The public was shown these clues in an intriguing session yesterday on the final day of the EuroScience Open Forum in Turin. They exist in 200 million-year-old plant fossils dug out of the stone in Greenland – once covered by a lush subtropical forest; can be seen in fish that become male or female in response to temperature; and are read in the genes of bats, the second most varied species of mammal in the world.
“The earth’s climate is changing and temperatures are rising as carbon dioxide levels rise,” said Dr Jennifer McElwain of University College Dublin, who organised and began the session. “Carbon dioxide is higher than at any time in the last 16 million years.”
She analysed plant fossils from a location on Greenland’s southeastern coast where the average summer temperature stands at 16 degrees. But the whole area was lush with trees and undergrowth when the region’s temperature was just three degrees higher than today, she said.
“I am using the past to gauge how these plants responded in the geological past when carbon dioxide rose to levels higher than they are now,” she said.
She looked for fossils of plants that grew in the region when the temperature difference was three, four and six degrees higher than today.
Her seven-year study involved about 5,000 fossils such as ginkgos and broad-leafed conifers.
Plants change in direct response to carbon dioxide levels, adding more pores or “stomata” if levels are low or fewer if levels of carbon dioxide are high.
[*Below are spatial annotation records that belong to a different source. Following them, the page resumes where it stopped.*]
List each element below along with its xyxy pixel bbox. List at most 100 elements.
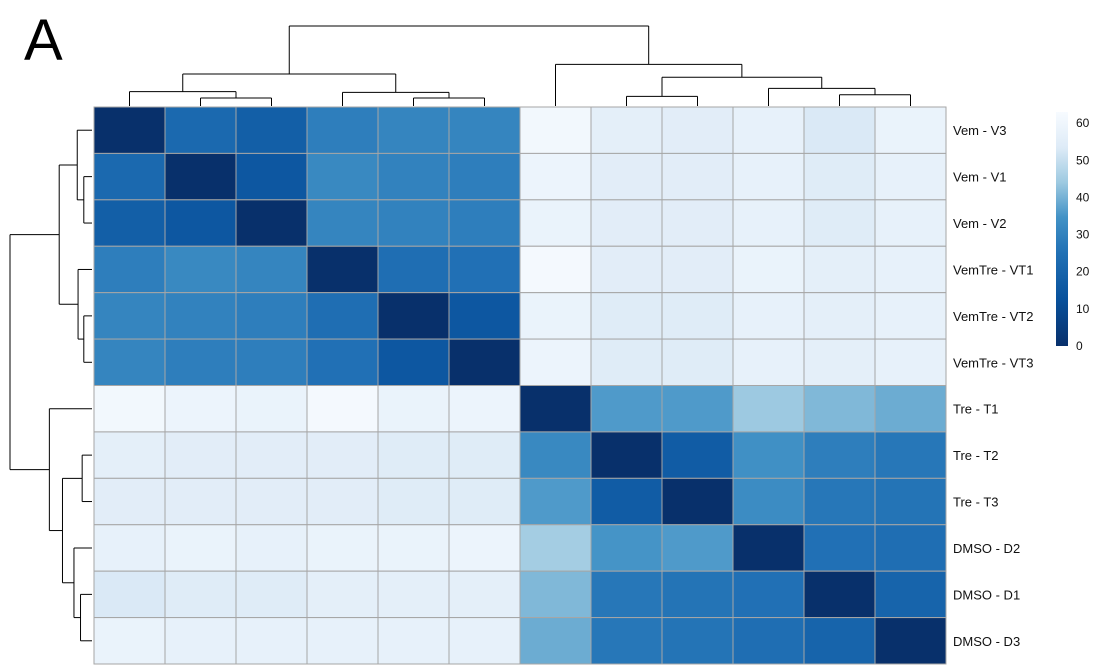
heatmap-cell: [732, 570, 805, 619]
heatmap-cell: [448, 245, 521, 294]
heatmap-cell: [874, 152, 947, 201]
heatmap-cell: [874, 385, 947, 433]
row-label: DMSO - D1: [953, 587, 1020, 602]
heatmap-cell: [93, 385, 166, 433]
legend-tick-label: 10: [1076, 302, 1090, 316]
heatmap-cell: [661, 106, 734, 154]
heatmap-cell: [235, 524, 308, 572]
heatmap-cell: [235, 245, 308, 294]
heatmap-cell: [235, 385, 308, 433]
row-label: VemTre - VT1: [953, 262, 1033, 277]
heatmap-cell: [377, 431, 450, 479]
heatmap-cell: [874, 524, 947, 572]
heatmap-cell: [874, 617, 947, 665]
heatmap-cell: [164, 152, 237, 201]
legend-tick-label: 40: [1076, 190, 1090, 204]
heatmap-cell: [874, 106, 947, 154]
heatmap-cell: [519, 106, 592, 154]
heatmap-cell: [803, 338, 876, 387]
heatmap-cell: [93, 292, 166, 340]
heatmap-cell: [732, 617, 805, 665]
heatmap-cell: [306, 338, 379, 387]
heatmap-cell: [448, 570, 521, 619]
heatmap-cell: [732, 106, 805, 154]
legend-color-bar: [1056, 112, 1068, 346]
heatmap-cell: [377, 245, 450, 294]
heatmap-cell: [590, 477, 663, 526]
column-dendrogram: [129, 25, 911, 106]
legend-tick-label: 0: [1076, 339, 1083, 353]
heatmap-cell: [164, 199, 237, 247]
heatmap-cell: [448, 199, 521, 247]
row-label: Vem - V2: [953, 216, 1006, 231]
heatmap-cell: [732, 477, 805, 526]
heatmap-cell: [590, 431, 663, 479]
heatmap-cell: [164, 245, 237, 294]
heatmap-cell: [93, 338, 166, 387]
heatmap-cell: [164, 106, 237, 154]
heatmap-cell: [448, 152, 521, 201]
heatmap-cell: [377, 570, 450, 619]
heatmap-cell: [519, 245, 592, 294]
heatmap-cell: [803, 199, 876, 247]
heatmap-cell: [235, 199, 308, 247]
heatmap-cell: [306, 617, 379, 665]
heatmap-cell: [661, 477, 734, 526]
heatmap-cell: [448, 106, 521, 154]
heatmap-cell: [377, 385, 450, 433]
heatmap-cell: [661, 292, 734, 340]
heatmap-cell: [164, 385, 237, 433]
heatmap-cell: [306, 477, 379, 526]
row-label: DMSO - D3: [953, 634, 1020, 649]
heatmap-cell: [874, 338, 947, 387]
heatmap-cell: [732, 152, 805, 201]
heatmap-cell: [306, 106, 379, 154]
legend-tick-label: 30: [1076, 228, 1090, 242]
heatmap-cell: [448, 617, 521, 665]
heatmap-cell: [93, 199, 166, 247]
heatmap-cell: [519, 524, 592, 572]
heatmap-cell: [874, 431, 947, 479]
heatmap-cell: [803, 570, 876, 619]
color-legend: 0 10 20 30 40 50 60: [1056, 112, 1090, 353]
heatmap-cell: [377, 617, 450, 665]
heatmap-cell: [235, 570, 308, 619]
heatmap-cell: [519, 570, 592, 619]
heatmap-cell: [235, 152, 308, 201]
heatmap-cell: [803, 106, 876, 154]
heatmap-cell: [661, 385, 734, 433]
heatmap-cell: [164, 338, 237, 387]
heatmap-cell: [590, 524, 663, 572]
heatmap-cell: [732, 245, 805, 294]
heatmap-cell: [519, 617, 592, 665]
heatmap-cell: [164, 292, 237, 340]
heatmap-cell: [661, 570, 734, 619]
heatmap-cell: [164, 431, 237, 479]
heatmap-cell: [448, 431, 521, 479]
heatmap-cell: [448, 385, 521, 433]
heatmap-cell: [661, 617, 734, 665]
heatmap-cell: [590, 617, 663, 665]
heatmap-cell: [661, 524, 734, 572]
heatmap-cell: [93, 570, 166, 619]
heatmap-cell: [732, 385, 805, 433]
heatmap-cell: [590, 106, 663, 154]
heatmap-cell: [519, 338, 592, 387]
heatmap-cell: [235, 477, 308, 526]
heatmap-cell: [661, 152, 734, 201]
heatmap-cell: [590, 570, 663, 619]
heatmap-cell: [93, 152, 166, 201]
heatmap-cell: [164, 477, 237, 526]
heatmap-cell: [164, 617, 237, 665]
heatmap-cell: [590, 199, 663, 247]
heatmap-cell: [519, 199, 592, 247]
heatmap-cell: [235, 617, 308, 665]
row-label: Vem - V1: [953, 170, 1006, 185]
row-label: DMSO - D2: [953, 541, 1020, 556]
heatmap-cell: [661, 431, 734, 479]
heatmap-cell: [448, 524, 521, 572]
heatmap-cell: [306, 431, 379, 479]
heatmap-cell: [93, 431, 166, 479]
heatmap-cell: [803, 385, 876, 433]
legend-tick-label: 60: [1076, 116, 1090, 130]
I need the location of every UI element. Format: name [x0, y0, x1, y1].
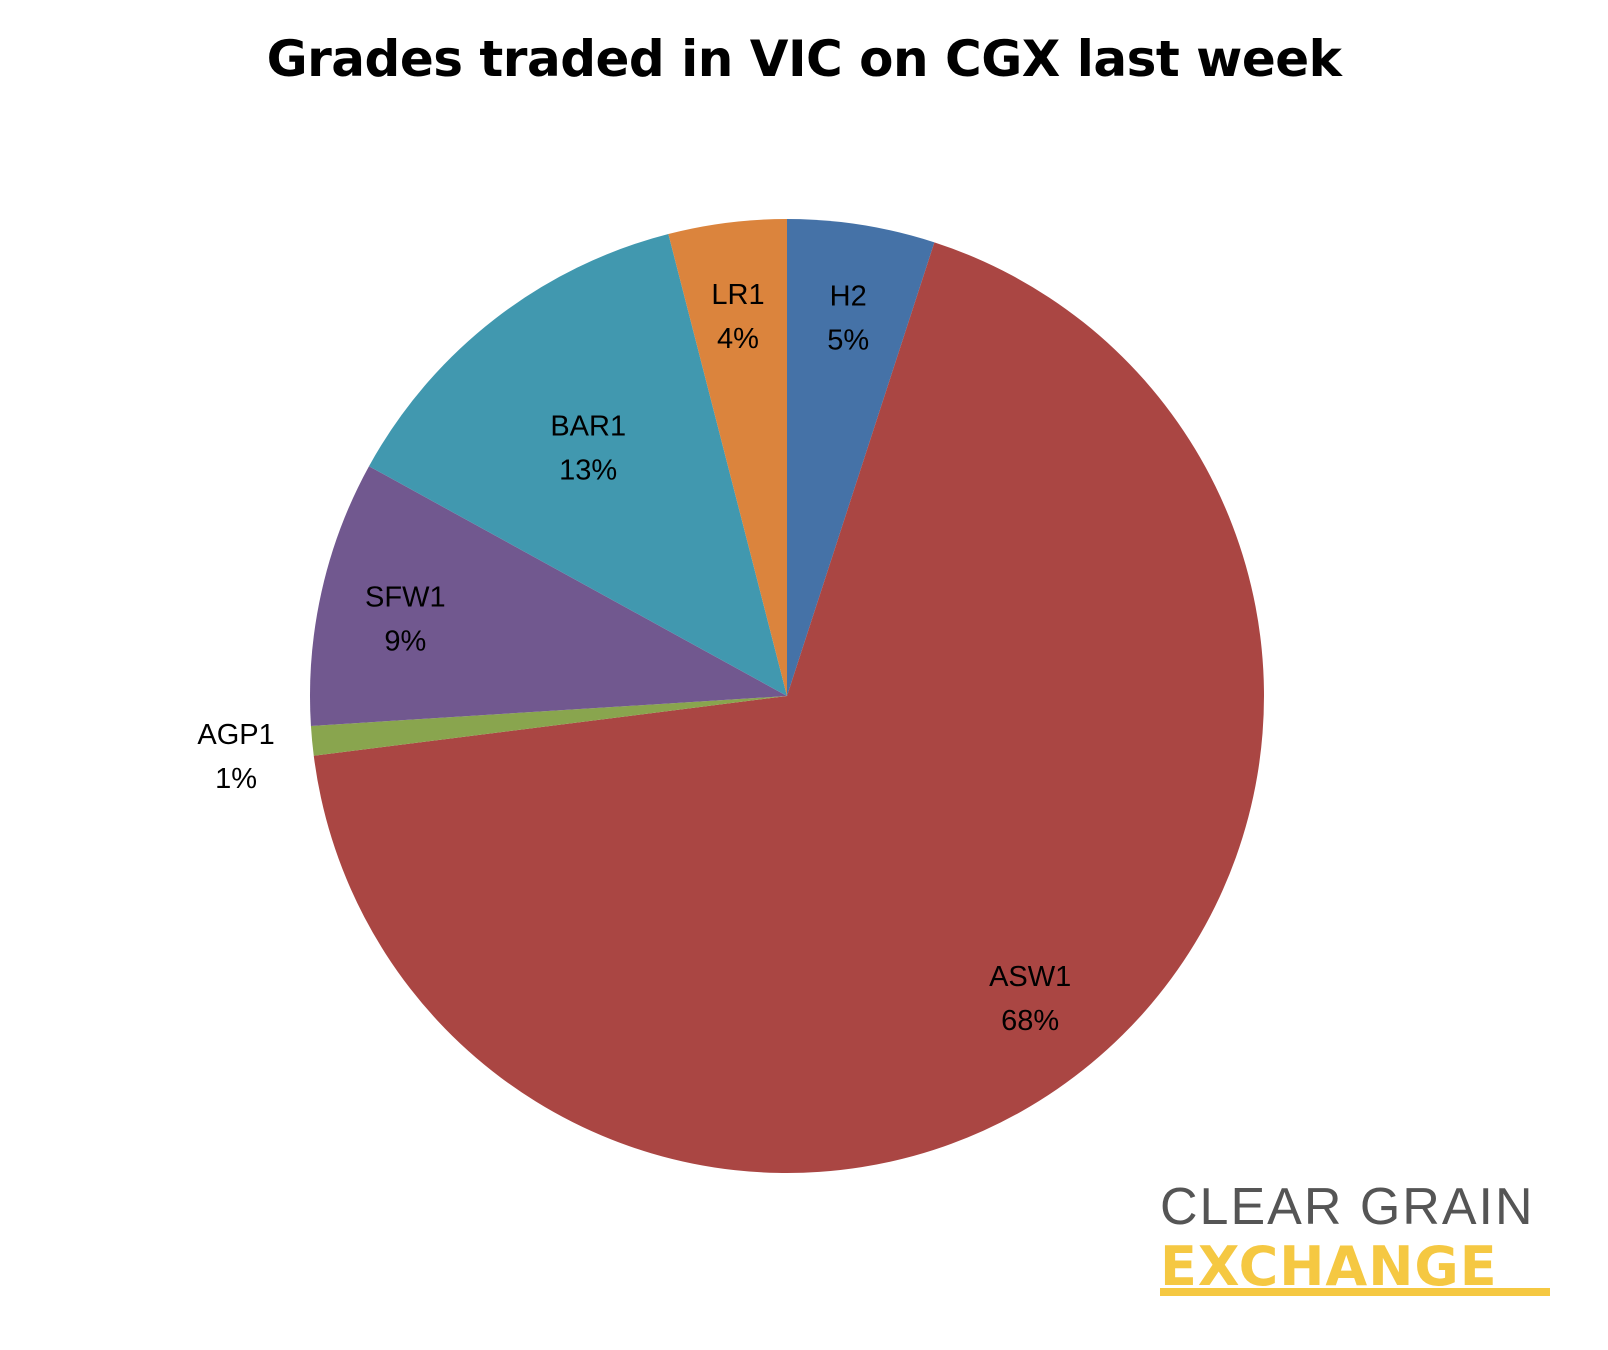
slice-label-percent-lr1: 4% [717, 323, 759, 355]
slice-label-name-asw1: ASW1 [989, 961, 1071, 993]
pie-slice-lr1 [668, 219, 787, 696]
pie-slice-sfw1 [309, 466, 787, 726]
slice-label-name-lr1: LR1 [711, 279, 764, 311]
slice-label-percent-sfw1: 9% [384, 626, 426, 658]
slice-label-percent-agp1: 1% [215, 763, 257, 795]
slice-label-name-sfw1: SFW1 [365, 582, 446, 614]
logo-text-exchange: EXCHANGE [1160, 1238, 1550, 1296]
pie-slice-asw1 [313, 242, 1264, 1174]
clear-grain-exchange-logo: CLEAR GRAIN EXCHANGE [1160, 1178, 1550, 1298]
logo-text-clear-grain: CLEAR GRAIN [1160, 1178, 1535, 1236]
slice-label-percent-h2: 5% [827, 325, 869, 357]
slice-label-name-bar1: BAR1 [550, 411, 626, 443]
pie-slice-bar1 [369, 233, 787, 697]
pie-slice-agp1 [310, 696, 787, 756]
chart-title: Grades traded in VIC on CGX last week [266, 30, 1342, 88]
slice-label-percent-bar1: 13% [559, 455, 617, 487]
pie-slices [309, 219, 1264, 1174]
pie-labels: H2 5% ASW1 68% AGP1 1% SFW1 9% BAR1 13% LR1 4% [197, 279, 1071, 1037]
slice-label-name-agp1: AGP1 [197, 719, 274, 751]
slice-label-percent-asw1: 68% [1001, 1005, 1059, 1037]
pie-slice-h2 [787, 219, 935, 696]
slice-label-name-h2: H2 [830, 281, 867, 313]
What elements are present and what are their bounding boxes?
The pores let carbon dioxide into the leaf and allow water to escape to keep the plant cool. “We can use this very simple relationship,” she said.
Carbon levels were, at their worst, five times today’s levels, when temperature differences reached six degrees higher than today, caused by increased volcanic activity. “With six degrees we see complete ecological collapse,” she said. Over a period half of all land species and 60 per cent of marine species went extinct.
Our CO2 levels are moving towards these high values. “By the end of 2100 we will be getting close to the tipping point seen at the end of the Triassic period,” she said. Many existing plants disappeared to be replaced by the survivors. “We see a completely new ecology emerging, new species developing during the peak warmth.”
Dr Stefano Mariani of UCD continued the talk with his research into fish that, as part of their normal life, change sex. About 1 per cent of fish can do this and they appear right across the range of species, implying there must be some evolutionary advantage to being able to do this. “The big question is why does it exist, why does it keep happening,” he said.
Dr Mariani showed that in fact sex-changing species have an advantage over those that don’t change during times of stress caused by environmental change or, as now, through over-fishing.
Dr Emma Boston of UCD and also Queen’s University Belfast discussed her work studying the genetic blueprint of bats. It is possible to use a genome as a “molecular clock” to track backwards into the evolutionary past and because of the great variety of bat species they offer an ideal way to monitor environmental impacts.
She described how the number of mammal species, including bats, “exploded” when the dinosaurs died out suddenly 65 million years ago. She can also see the effect of a sudden temperature spike about 52 million years ago during what’s known as the Paleo-Eocene Thermal Maximum.
Climate change will make things difficult for the bats, she says. “We are going to see extinctions. Many bats are very specialised,” she said.